Alex leaned forward, squinting at the screen. The image was grainy, as if the drone had been filming through a potato, but even in pixelated glory, the figure looked... off.
"Is that—what is that? A person? A goat? A really fashionable shrub?"
Jamie pinched and zoomed. "No idea. But it's heading straight toward sector 7. And no, before you ask, Jenkins did not name the sectors after his favorite fast food joints again."
Alex sighed. "Remind me to revoke his naming privileges permanently. Also, get the team ready. If weird is marching into our territory, we better be ready with sarcastic commentary and possibly tranquilizer darts."
Because nothing says team bonding like dealing with possibly-sentient shrubbery.
The birds chirped again, louder this time. Alex swore one of them was judging him.
"Let's move. I don't trust anything that cheerful."
Davor stood at the edge of the clearing in Sector 7, his arms crossed and expression stony. Around him, a small team of cloaked operatives moved with calculated silence, each stationed at precise points—rooftops, tree lines, and rune-marked ground points. This was not a drill. This was a welcoming party with teeth.
They'd layered the perimeter with passive-detection wards, cloaking screens, and an anti-displacement sigil grid that Jenkins had insisted would work, though he'd also added "probably" three times.
The strange figure approached, casual—too casual. No hesitance, no flare of magic, just an eerie ease like someone who belonged everywhere and nowhere.
Davor didn't flinch. "Hold positions," he murmured into the throat rune. "Target is entering the inner ring."
The figure stepped across the line of shimmering glyphs—supposed to be invisible, but the shimmer briefly pulsed.
He saw it.
And smiled.
"Nice perimeter," the jackalope said. "Almost didn't notice it."
Davor moved without hesitation.
The moment the intruder spoke, three things happened: a stun glyph flared at his feet, the illusion net dropped from the branches above, and two operatives emerged from concealment with dampening rods already crackling.
It should've worked.
It didn't.
The stun glyph fizzled.
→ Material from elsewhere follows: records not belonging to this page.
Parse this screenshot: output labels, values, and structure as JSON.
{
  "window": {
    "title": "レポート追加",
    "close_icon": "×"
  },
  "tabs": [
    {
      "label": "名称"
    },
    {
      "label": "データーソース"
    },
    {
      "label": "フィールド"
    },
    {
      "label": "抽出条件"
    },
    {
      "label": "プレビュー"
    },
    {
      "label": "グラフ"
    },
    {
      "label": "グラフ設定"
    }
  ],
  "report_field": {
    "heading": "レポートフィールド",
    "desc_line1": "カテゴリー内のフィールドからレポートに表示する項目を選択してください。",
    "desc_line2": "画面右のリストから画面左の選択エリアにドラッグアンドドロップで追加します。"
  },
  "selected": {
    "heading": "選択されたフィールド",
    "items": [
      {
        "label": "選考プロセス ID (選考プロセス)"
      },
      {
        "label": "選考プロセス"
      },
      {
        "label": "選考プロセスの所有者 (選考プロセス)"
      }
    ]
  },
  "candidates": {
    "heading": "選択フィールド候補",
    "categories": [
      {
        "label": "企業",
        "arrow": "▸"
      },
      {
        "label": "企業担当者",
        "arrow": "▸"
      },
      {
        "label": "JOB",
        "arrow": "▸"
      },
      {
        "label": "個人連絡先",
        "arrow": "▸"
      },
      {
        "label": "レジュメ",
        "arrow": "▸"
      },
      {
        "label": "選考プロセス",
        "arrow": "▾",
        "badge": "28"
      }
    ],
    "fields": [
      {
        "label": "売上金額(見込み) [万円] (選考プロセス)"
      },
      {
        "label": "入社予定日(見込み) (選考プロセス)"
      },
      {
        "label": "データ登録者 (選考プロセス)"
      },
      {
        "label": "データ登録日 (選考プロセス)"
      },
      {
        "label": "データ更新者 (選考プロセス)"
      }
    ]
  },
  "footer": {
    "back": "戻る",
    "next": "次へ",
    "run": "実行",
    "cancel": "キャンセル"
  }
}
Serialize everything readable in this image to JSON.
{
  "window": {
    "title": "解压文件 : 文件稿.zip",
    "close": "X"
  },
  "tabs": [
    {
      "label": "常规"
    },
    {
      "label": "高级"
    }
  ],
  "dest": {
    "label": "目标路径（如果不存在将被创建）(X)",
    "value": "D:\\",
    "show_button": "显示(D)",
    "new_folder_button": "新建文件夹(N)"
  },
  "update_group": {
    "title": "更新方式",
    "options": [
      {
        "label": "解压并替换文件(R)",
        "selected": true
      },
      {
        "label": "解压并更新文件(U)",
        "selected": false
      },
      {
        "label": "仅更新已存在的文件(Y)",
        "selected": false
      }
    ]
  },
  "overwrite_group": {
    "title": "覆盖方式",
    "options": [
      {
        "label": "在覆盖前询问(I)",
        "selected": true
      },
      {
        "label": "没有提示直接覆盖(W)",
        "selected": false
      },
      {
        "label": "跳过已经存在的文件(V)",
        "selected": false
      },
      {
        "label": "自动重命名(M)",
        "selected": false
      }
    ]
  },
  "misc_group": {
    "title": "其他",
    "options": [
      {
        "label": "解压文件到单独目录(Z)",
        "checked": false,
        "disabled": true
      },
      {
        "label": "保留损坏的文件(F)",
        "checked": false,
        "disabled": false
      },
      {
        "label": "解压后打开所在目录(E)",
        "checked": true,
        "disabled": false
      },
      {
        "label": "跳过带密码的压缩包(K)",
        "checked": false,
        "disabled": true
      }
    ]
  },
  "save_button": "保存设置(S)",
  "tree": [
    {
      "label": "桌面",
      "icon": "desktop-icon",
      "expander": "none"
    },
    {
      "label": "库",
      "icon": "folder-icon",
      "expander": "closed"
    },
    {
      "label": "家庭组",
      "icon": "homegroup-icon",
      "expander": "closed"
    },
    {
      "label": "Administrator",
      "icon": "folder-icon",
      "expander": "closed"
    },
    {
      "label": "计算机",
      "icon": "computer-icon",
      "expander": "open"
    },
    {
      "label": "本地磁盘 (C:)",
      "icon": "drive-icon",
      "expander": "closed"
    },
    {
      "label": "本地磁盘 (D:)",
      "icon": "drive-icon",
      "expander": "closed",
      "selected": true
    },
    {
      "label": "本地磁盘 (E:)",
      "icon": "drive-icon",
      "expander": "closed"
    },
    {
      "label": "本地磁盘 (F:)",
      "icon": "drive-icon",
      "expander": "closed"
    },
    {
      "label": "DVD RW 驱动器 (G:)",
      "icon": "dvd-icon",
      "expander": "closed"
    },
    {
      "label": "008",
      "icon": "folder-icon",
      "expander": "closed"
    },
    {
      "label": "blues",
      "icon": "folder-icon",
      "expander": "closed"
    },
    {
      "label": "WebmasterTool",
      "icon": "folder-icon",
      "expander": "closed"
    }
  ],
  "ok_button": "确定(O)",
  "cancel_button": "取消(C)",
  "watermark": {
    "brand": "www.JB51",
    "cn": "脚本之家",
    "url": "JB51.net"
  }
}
The net passed right through him. One dampening rod cracked from a repulsion field that hadn't existed two seconds ago.
"Try again?" the jackalope asked, tone clipped.
Davor stepped forward. "This is a restricted area. Identify yourself. Now."
"No name," the jackalope said. "Just passing through."
"You've accessed restricted systems," Davor said. "You're not passing. You're spying."
The jackalope shrugged. "I've heard worse."
Davor didn't wait. He gave a silent command.
The backup team activated the sensory bind. Mana threads sparked and locked, anchoring into the environment.
This time, the effect landed. The cloaking failed. The figure was exposed—a lean jackalope standing upright, antlers slick with ward-resistant paint. His gear was practical. His eyes sharp.
Davor's tone didn't change. "What did you take?"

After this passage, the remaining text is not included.